Isabella não olhou nem para Alessandro, nem para o passado que a chamava em sombras silenciosas. Seus passos ecoavam no mármore do Teatro alla Scala como o som de um veredicto — um veredicto que ela mesma havia decretado.
Não havia pressa, nem hesitação; não era fuga. Ela adentrava um espaço que sempre lhe pertenceu, um mundo que a aguardava para saudá-la. Cada passo carregava força e segurança, a marca de uma mulher que aprendera que a verdadeira vitória não precisa de ruído.
Alessandro permaneceu no hall, como se o ar tivesse sido repentinamente sugado de seus pulmões. Normalmente, o mundo girava ao seu redor — carros, relógios, olhares de admiração — mas naquela noite sentiu algo que jamais experimentara: vazio.
O mundo escolheu outra pessoa para iluminar, e, de repente, ele percebeu a dura verdade: ele não fazia mais parte do universo dela.
Ao lado dele, Giulia apertava sua bolsa com tanta força que os nós de seus dedos se tornaram brancos.— “Talvez devêssemos…” — sussurrou, mas Alessandro já não ouvia.
A sala se iluminou com o ouro dos lustres de cristal. A orquestra começou a abertura, e o primeiro som das cordas preencheu o espaço, como se o tempo tivesse pausado por um instante. Isabella tomou seu lugar na poltrona central — o “coração da ópera”,
reservado não para os que apenas assistem, mas para aqueles que fazem história. Aquele lugar, como um trono, era prova de escolha e autoridade, e ela se assentou com natural dignidade, sem pedir permissão.
Ao seu lado, Lorenzo Balestra estava sereno, como se a presença da Condessa junto a ele fosse parte da ordem natural do mundo desde sempre. Não havia flerte teatral nem gestos desnecessários.
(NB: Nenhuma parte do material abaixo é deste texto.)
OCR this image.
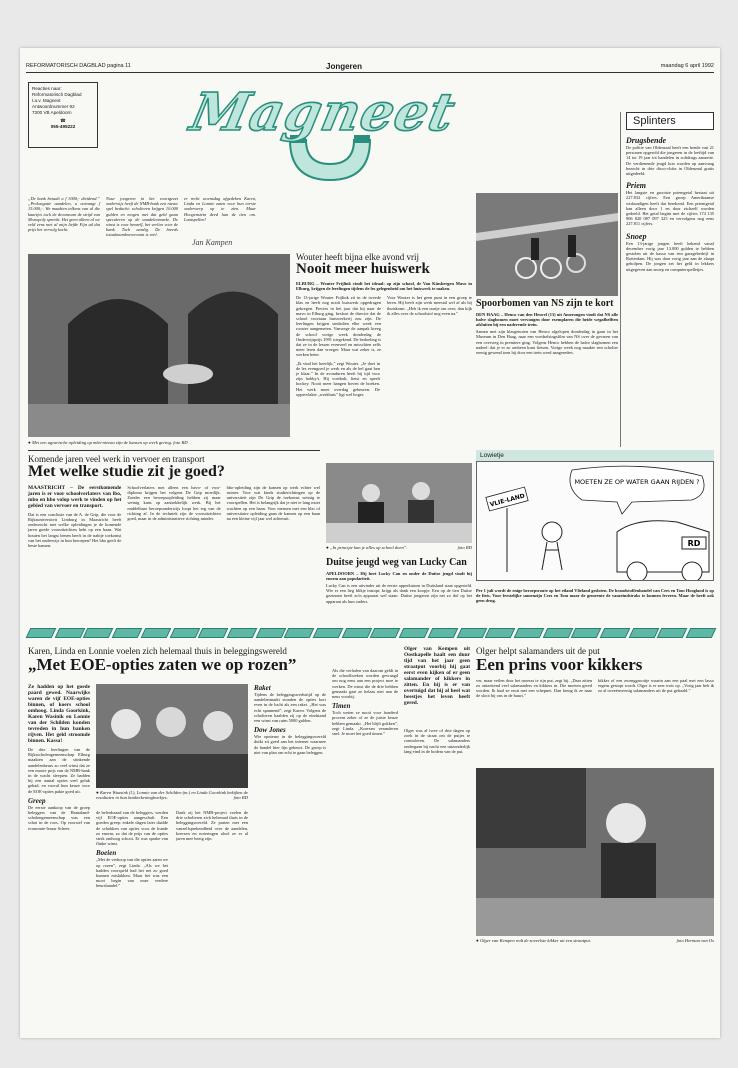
REFORMATORISCH DAGBLAD pagina 11	Jongeren	maandag 6 april 1992
Reacties naar:
Reformatorisch Dagblad
t.a.v. Magnext
Antwoordnummer 92
7300 VB Apeldoorn
☎
055-495222	Magneet	Splinters
Drugsbende
De politie van Oldenzaal heeft een bende van 21 personen opgerold die jongeren in de leeftijd van 14 tot 19 jaar tot handelen in softdrugs aanzette. De verdienende jeugd kon worden op aanvraag bezocht in drie disco-clubs in Oldenzaal gratis uitgedeeld.
Priem
Het langste en grootste priemgetal bestaat uit 227.832 cijfers. Een groep Amerikaanse wiskundigen heeft dat berekend. Een priemgetal kan alleen door 1 en door zichzelf worden gedeeld. Het getal begint met de cijfers 174 135 906 820 087 097 325 en vervolgens nog eens 227.811 cijfers.
Snoep
Een 13-jarige jongen heeft bekend vanaf december vorig jaar 13.000 gulden te hebben gestolen uit de kassa van een garagebedrijf in Rotterdam. Hij was daar vorig jaar aan de slaapt geholpen. De jongen zet het geld in lekkers uitgegeven aan snoep en computerspelletjes.
„De bank betaalt u f 3000,- dividend.” „Prolongatie aandelen, u ontvangt f 15.000,-. We maakten telkens van al die kaartjes toch de droomsom de strijd van Monopoly spreekt. Het geen alleen al we veld eens met al mijn liefde Fijn ad dat prijs het vervolg kocht.
Nour jongeren in het voortgezet onderwijs heeft de NMB-bank een nieuw spel bedacht: scholieren krijgen 10.000 gulden en mogen met dat geld gaan speculeren op de aandelenmarkt. De winst is voor henzelf, het verlies voor de bank. Toch aardig. De breeds totaalmamboewroomt is veel.
er recht woensdag afgedeken Karen, Linda en Lonnie zaten voor hun eerste onderwerp op te zien. Maar Hoogenstein deed hun de tien om. Laatspellen!
Jan Kampen
● Met een agrarische opleiding op mbo-niveau zijn de kansen op werk gering. foto RD
Wouter heeft bijna elke avond vrij
Nooit meer huiswerk
ELBURG – Wouter Frijlink vindt het ideaal: op zijn school, de Van Kinsbergen Mavo in Elburg, krijgen de leerlingen tijdens de les gelegenheid om het huiswerk te maken.
De 13-jarige Wouter Frijlink zit in de tweede klas en heeft nog nooit huiswerk opgedragen gekregen. Precies in het jaar dat hij naar de mavo in Elburg ging, besloot de directie dat de school voortaan huiswerkvrij zou zijn. De leerlingen krijgen sindsdien elke week een rooster aangemeten. Vanwege de aanpak kreeg de school vorige week donderdag de Onderwijsprijs 1991 toegekend. De bedoeling is dat ze in de lessen evenveel en misschien zelfs meer leren dan vroeger. Maar wat zeker is, ze werken beter.
Voor Wouter is het geen punt in een groep te leren. Hij heeft zijn werk meestal wel af als hij thuiskomt. „Heb ik een uurtje om over, dan kijk ik alles over de schoolstof nog even na.”
„Ik vind het heerlijk,” zegt Wouter. „Je doet in de les evengoed je werk en als de bel gaat ben je klaar.” In de avonduren heeft hij tijd voor zijn hobby's. Hij voetbalt, fietst en speelt hockey. Nooit meer hangen boven de boeken. Het werk moet overdag gebeuren. De oppervlakte „werkhuis” ligt wel hoger.
Spoorbomen van NS zijn te kort
DEN HAAG – Henco van den Heuvel (13) uit Amerongen vindt dat NS alle halve slagbomen moet vervangen door exemplaren die heide wegafhelften afsluiten bij een naderende trein.
Samen met zijn klasgenoten van Henco afgelopen donderdag in gaan in het Museum in Den Haag, naar een voedselsingsfilm van NS over de gevaren van een overweg in premiere ging. Volgens Henco hebben de halve slagbomen een nadeel: dat je er zo omheen kunt fietsen. Vorige week nog maakte een scholier erenig gewend toen hij door een trein werd aangereden.
Komende jaren veel werk in vervoer en transport
Met welke studie zit je goed?
MAASTRICHT – De eerstkomende jaren is er voor schoolverlaters van lbo, mbo en hbo volop werk te vinden op het gebied van vervoer en transport.
Dat is een conclusie van de A. de Grip, die voor de Rijksuniversiteit Limburg in Maastricht heeft onderzocht met welke opleidingen je de komende jaren goede vooruitzichten hebt op een baan. Wat houten het langst benen heeft in de nabije toekomst van het onderwijs in hun beroepen? Het hbo geeft de beste kansen.
Schoolverlaters met alleen een havo- of vwo-diploma krijgen het volgens De Grip moeilijk. Zonder een beroepsopleiding hebben zij maar weinig kans op aantrekkelijk werk. Bij het middelbaar beroepsonderwijs loopt het erg van de richting af. In de techniek zijn de vooruitzichten goed, maar in de administratieve richting minder.
hbo-opleiding zijn de kansen op werk echter wel ruimer. Voor wat kinds studierichtingen op de universiteit zijn De Grip de toekomst weinig te voorspellen. Het is belangrijk dat je niet te lang moet wachten op een baan. Voor mensen met een hbo of universitaire opleiding gaan de kansen op een baan na een kleine vijf jaar wel achteruit.
● „In principe kun je alles op school doen”.	foto RD
Duitse jeugd weg van Lucky Can
APELDOORN – Hij heet Lucky Can en onder de Duitse jeugd vindt hij enorm aan populariteit.
Lucky Can is een uitvinder uit de eerste apperkatoen in Duitsland staat opgesteld. Wie er een lieg blikje instopt, krijgt als dank een koopje. Een op de tien Duitse gezinnen heeft zo'n apparaat wel staan. Duitse jongeren zijn net zo dol op het apparaat als hun ouders.
Lowietje
MOETEN ZE OP WATER GAAN RIJDEN ?
VLIE-LAND
RD
Per 1 juli wordt de enige beroepsroute op het eiland Vlieland gesloten. De brandstoffenhandel van Cees en Tom Hoogland is op de fiets. Voor feestelijke samenzijn Cees en Tom maar de gemeente de vanzeindstraks te kunnen leveren. Maar de heeft ook geen drug.
Karen, Linda en Lonnie voelen zich helemaal thuis in beleggingswereld
„Met EOE-opties zaten we op rozen”
Ze hadden op het goede paard gewed. Naarwijks waren de vijf EOE-opties binnen, of koers school omhoog. Linda Goorkink, Karen Wasinik en Lonnie van der Schilden konden tevreden in hun banken rijven. Het geld stroomde binnen. Kassa!
De drie leerlingen van de Rijksscholengemeenschap Elburg maakten aan de stinkende aandelenbeurs zo veel winst dat ze een mooie prijs van de NMB-bank in de wacht sleepten. Ze hadden bij een aantal opties veel geluk gehad, en vooral hun keuze voor de EOE-opties pakte goed uit.
Greep
De eerste aankoop van de groep beleggers van de Hamaland-scholengemeenschap was een schot in de roos. Op voorstel van economie-leraar Scheer.
● Karen Waasink (l.), Lonnie van der Schilden (m.) en Linda Goorkink bekijken de resultaten in hun bankrekeningboekjes.	foto RD
de beleidsraad van de beleggers, werden vijf EOE-opties aangeschaft. Een goeden greep: enkele dagen later daalde de schokken van opties voor de kunde zo enorm, zo dat de prijs van de opties sterk omhoog schoot. Er was sprake van flinke winst.
Boeien
„Met de verkoop van die opties zaten we op rozen”, zegt Linda. „Als we het hadden voorspeld had het net zo goed kunnen mislukken. Maar het was een mooi begin van onze verdere beurshandel.”
Dank zij het NMB-project voelen de drie scholieren zich helemaal thuis in de beleggingswereld. Ze praten met een vanzelfsprekendheid over de aandelen, koersen en noteringen alsof ze er al jaren mee bezig zijn.
Raket
Tijdens de beleggingswedstrijd op de aandelenmarkt stonden de opties kort even in de lucht als een raket. „Het was echt spannend”, zegt Karen. Volgens de scholieren haalden zij op de eindstand een winst van ruim 5000 gulden.
Dow Jones
Wie opnieuw in de beleggingswereld duikt zit goed aan het internet waarmee de handel hier fijn gebeurt. De groep is niet van plan om echt te gaan beleggen.
Als die verhalen van daarom geldt in de schoolboeken worden gevraagd om nog eens aan een project mee te werken. De winst die de drie hebben gemaakt gaat ze helaas niet aan de neus voorbij.
Timen
Toch weten ze nooit voor honderd procent zeker of ze de juiste keuze hebben gemaakt. „Het blijft gokken”, zegt Linda. „Koersen veranderen snel. Je moet het goed timen.”
Olger van Kempen uit Oostkapelle haalt een duur tijd van het jaar geen straatput voorbij hij gaat eerst even kijken of er geen salamander of kikkers in zitten. En hij is er van overtuigd dat hij al heel wat beestjes het leven heeft gered.
Olger helpt salamanders uit de put
Een prins voor kikkers
ver, maar veilen door het moeras te rijn put, zegt hij. „Daar zitten zo ontzettend veel salamanders en kikkers in. Die moeten gered worden. Ik haal ze eruit met een schepnet. Dan breng ik ze naar de sloot bij ons in de buurt.”
kikker of een zwenggroottje waarin aan een paal met een lasso ergens gestopt wordt. Olger is er zeer trots op. „Vorig jaar heb ik zo al tweeënveertig salamanders uit de put gehaald.”
Olger was al twee of drie dagen op zoek in de straat om de putjes te controleren. De salamanders ondergaan bij nacht een uitzonderlijk lang eind in de bodem van de put.
● Olger van Kempen redt de zoveelste kikker uit een straatput.	foto Herman van Os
Havia, sim, a força da decisão — calma, segura e definitiva.
Cada olhar de Isabella, cada leve inclinação da cabeça, transmitia a mensagem: “Eu decido minha vida.”
Isabella fechou os olhos quando as primeiras notas da orquestra preencheram a sala. Não era um gesto de esquecimento, mas de alguém que finalmente respirava ao seu próprio ritmo, em harmonia com sua essência e destino.
Sua respiração se sincronizou com a melodia, seu coração batia tranquilo no compasso da música que ela própria escolhera.
Alessandro sentiu aquilo como um sopro frio de verdade atravessando seu corpo:Não foi ela que o perdeu.Foi ele quem perdeu o acesso ao mundo dela.

Não por traição, nem por acaso — mas por seu próprio orgulho e ego, que o fizeram acreditar que tudo girava ao seu redor. Toda sua vida — carros, relógios, olhares de colegas — se desfizera em pó, como a cenografia após o final de um espetáculo.
Ele permanecia nu no palco, cuja luz já se apagara, sozinho entre uma plateia de sombras, consciente de que não havia caminho à frente.Porque a vingança mais poderosa não grita.A vingança mais poderosa silencia e brilha.
E naquela noite, na La Scala, brilhava apenas um nome: Isabella Fiorenza Montanari.
Quando a primeira ária elevou-se em direção ao teto, Alessandro deu um passo para trás — não para recuperar o equilíbrio, mas pela primeira vez compreendeu que o palco de sua vida estava fechado.
As portas do teatro estavam abertas para ele, mas as portas do mundo de Isabella permaneceriam trancadas para sempre.E Isabella, em silêncio, encerrou a história deles de uma forma que ele jamais poderia prever:
Não com raiva. Nem com lágrimas. Mas com uma partida rumo a um destino maior.
Nesse silêncio estava tudo: força, beleza e triunfo que não precisa de testemunhas. Um silêncio que brilha mais do que qualquer grito. E naquela noite, na La Scala, brilhava uma luz, uma figura e um nome
— o triunfo absoluto de uma mulher que aprendeu a viver à sua maneira: Isabella Fiorenza Montanari.